Entre as dívidas, o cartão de crédito (60,9%) continua sendo o vilão do endividamento, seguido pelos carnês (26,9%) e financiamento da casa (12,8%), conforme a Peic.

Para o presidente do Instituto de Pesquisa e Desenvolvimento Fecomércio-MS, Edison Araújo, embora não necessariamente o endividamento implique a inadimplência, os indicadores do mês de julho trouxeram algumas preocupações, pois, com o aumento do endividamento, veio também o crescimento das contas em atraso e da inadimplência. “Por isso, indica-se para este semestre cautela e maior planejamento orçamentário”, avalia.

INSTABILIDADE

De acordo com a economista do IPF/MS, Daniela Dias, os resultados da pesquisa de julho refletem o comportamento do consumidor, diante de uma expectativa quanto ao cenário eleitoral e também ao próprio emprego.

“A taxa de desemprego ainda é muito alta. Quando analisa-se a taxa histórica e a diferença entre admissões e demissões, há uma alternância entre bons e maus resultados, mas, na média, essa taxa de desemprego ainda é muito alta, principalmente no que se refere às taxas do comércio; em consequência, isso se reflete na renda do consumidor e na sua capacidade de pagamento. Portanto, há uma maior inadimplência e um maior número de contas em atraso”, explicou.

A economista esclarece ainda que, quando há aumento do índice de endividamento, há o entendimento de que se tem capacidade de crédito. No entanto, em julho, esse aumento veio acompanhado do crescimento da inadimplência e da incapacidade de pagar as contas.
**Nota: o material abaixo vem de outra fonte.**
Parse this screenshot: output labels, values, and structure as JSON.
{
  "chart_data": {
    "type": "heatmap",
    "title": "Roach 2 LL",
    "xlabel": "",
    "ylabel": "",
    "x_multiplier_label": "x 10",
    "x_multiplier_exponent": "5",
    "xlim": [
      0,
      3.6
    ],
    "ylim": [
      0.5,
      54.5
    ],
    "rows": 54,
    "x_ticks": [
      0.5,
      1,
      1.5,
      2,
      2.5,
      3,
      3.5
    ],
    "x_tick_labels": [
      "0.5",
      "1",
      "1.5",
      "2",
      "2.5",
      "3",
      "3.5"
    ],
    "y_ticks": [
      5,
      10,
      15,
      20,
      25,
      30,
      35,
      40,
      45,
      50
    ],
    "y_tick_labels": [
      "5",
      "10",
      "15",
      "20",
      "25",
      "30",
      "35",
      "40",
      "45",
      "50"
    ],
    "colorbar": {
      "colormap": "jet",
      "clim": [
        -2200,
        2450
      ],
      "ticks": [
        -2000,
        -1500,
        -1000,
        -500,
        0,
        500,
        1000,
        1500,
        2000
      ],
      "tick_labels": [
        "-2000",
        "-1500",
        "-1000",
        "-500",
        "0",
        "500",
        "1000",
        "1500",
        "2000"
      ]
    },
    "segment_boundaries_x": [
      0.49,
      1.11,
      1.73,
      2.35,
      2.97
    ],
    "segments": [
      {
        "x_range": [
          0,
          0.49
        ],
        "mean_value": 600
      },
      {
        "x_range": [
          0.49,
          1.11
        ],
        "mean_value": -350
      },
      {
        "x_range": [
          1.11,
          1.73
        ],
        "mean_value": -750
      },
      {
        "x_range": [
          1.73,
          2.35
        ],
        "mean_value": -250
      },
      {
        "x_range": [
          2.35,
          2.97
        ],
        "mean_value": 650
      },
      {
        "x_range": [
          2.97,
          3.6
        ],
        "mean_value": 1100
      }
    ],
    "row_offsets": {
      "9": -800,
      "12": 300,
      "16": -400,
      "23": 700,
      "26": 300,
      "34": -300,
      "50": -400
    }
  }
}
“Isso aponta para um cenário um pouco mais vulnerável e fragilizado e, consequentemente, alguns indicadores sofrem efeitos, mostrando esse cenário mais incerto”, pontuou.

É o caso do Índice de Confiança do Empresário do Comércio (Icec), que teve queda em julho. O porcentual ficou em 112 pontos, 8% inferior ao do mês anterior e 5,7% abaixo daquele registrado no mesmo período de 2017.

“Isso acaba impactando no poder de contratação. Já existem empresários cogitando a redução da contratação de temporários para o fim deste ano, mas são expectativas que vão depender dos próximos meses, do cenário das eleições e do comportamento da economia”, comentou.

PLANEJAMENTO

Como forma de navegar em meio às incertezas, a dica para o consumidor é fazer o seu planejamento orçamentário e, se estiver endividado, buscar a renegociação da dívida. “Coloque na ponta do lápis, confira as parcelas, compare taxas de juros. Durante o ano, têm sido promovidas diversas ações de recuperação do crédito e renegociação de dívidas, inclusive realizadas pelo Procon, que pode ser o caminho”, aconselhou a economista.